The DNA synthesis inhibitor aphidicolin prevents the 5-aza-dC induced degradation of DNMT1. Western blots of DNMT1 and GAPDH (loading control) in 5-aza-dC treated HCT116 cells (A) and SW620 cells (B) to show the effects of 5-aza-dC on its own (top panels) as compared with cells that had been treated with the DNA synthesis inhibitor aphidicolin 20 μg/ml for 24 h prior to treatment with 5-aza-dC (bottom panels). (C) Western blot and (D) cell-cycle analysis to show DNMT1 levels at various stages after synchronization and release from an aphidicolin block. DNMT1 protein levels are prominent in synthesis, and markedly reduced in G1 and G2 phases of the cell cycle. (E) Cell-cycle analysis of HCT116 cells exposed to the indicated concentrations of 5-aza-dC for 24 h.

Figure 5.

The DNMT1-degrading effects of 5-aza-dC are dependent on pre-existing DNA methylation (A) Global DNA methylation in wild-type (J1) ES cells and Dnmt[3a^–/–,3b^–/–] ES cells. (B) Dnmt1 protein levels of in wild-type and Dnmt[3a^–/–,3b^–/–] mouse ES cells treated with 1 μM 5-aza-dC for 12 h. The bar graph shows the averaged quantifications with standard deviations (by densitometry) of western blots from three independent experiments.

Figure 6.

Soluble DNMT1 is more sensitive to degradation that chromatin bound DNMT1. (A) upper panel, western blot of HCT116 cells treated with the indicated doses of 5-aza-dC for 12 h. Whole cell proteins were fractionated by differential solubility in PBS/0.5% Triton X-100. The soluble fractions (S) fractions were separated from the chromatin bound insoluble (INS) fractions by centrifugation. In the lower panel the effects of pre-treatment of the cells with MG132 are shown. GAPDH and Histone H4 serve as a loading controls for the soluble fraction and insoluble fractions respectively, and serve to verify that chromatin was separated as expected. (B) Pre-treatment with MG132 reduces the DNA hypomethylating effects of 5-aza-dC.

Figure 7.

Model to explain the effects of 5-aza-dC on DNA methylation and the proteasomal degradation of DNMT1. In normal cells undergoing replication DNMT1 binds to and remethylates the hemi-methylated DNA duplexes produced as a result of DNA synthesis.

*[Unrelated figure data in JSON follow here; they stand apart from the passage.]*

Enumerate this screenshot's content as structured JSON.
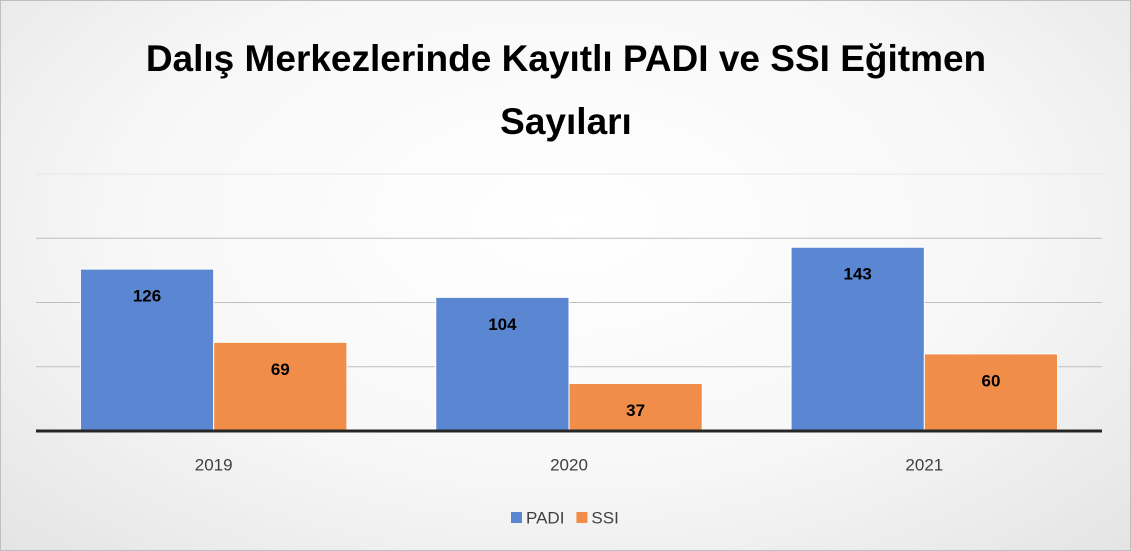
{
  "chart_data": {
    "type": "bar",
    "title": "Dalış Merkezlerinde Kayıtlı PADI ve SSI Eğitmen Sayıları",
    "categories": [
      "2019",
      "2020",
      "2021"
    ],
    "series": [
      {
        "name": "PADI",
        "color": "#5b86d1",
        "values": [
          126,
          104,
          143
        ]
      },
      {
        "name": "SSI",
        "color": "#f08d48",
        "values": [
          69,
          37,
          60
        ]
      }
    ],
    "ylim": [
      0,
      200
    ],
    "yticks": [
      0,
      50,
      100,
      150,
      200
    ],
    "grid": true,
    "legend": "bottom"
  }
}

There is an exchange of DNMT1 between the chromatin and free compartments. This exchange is indicated by the arrows in the first panel. Maintenance methylation is linked to DNA replication and in normal untreated cells the amount of hemi-methylated DNA is low because of effective maintenance methylation. The addition of 5-aza-dC causes: 1, Incorporation of 5-aza-dC into DNA and trapping of DNMT1 enzymes in a dosage dependent manner. This leads to an increase in the amount of hemi-methylated DNA and fall in proportion of cytosines methylated. 2, 5-aza-dC also induces the proteasomal degradation of free DNMT1, even at very low dosage. The mechanism is unknown but involves the targeting of 5-aza-dC incorporated DNA by DNMT1. 3, Degradation of free DNMT1 prevents the re-methylation of the hemi-methylated DNA that accumulates as a result of trapping. Proteasomal degradation of DNMT1 contributes to the hypomethylation induced by 5-aza-dC.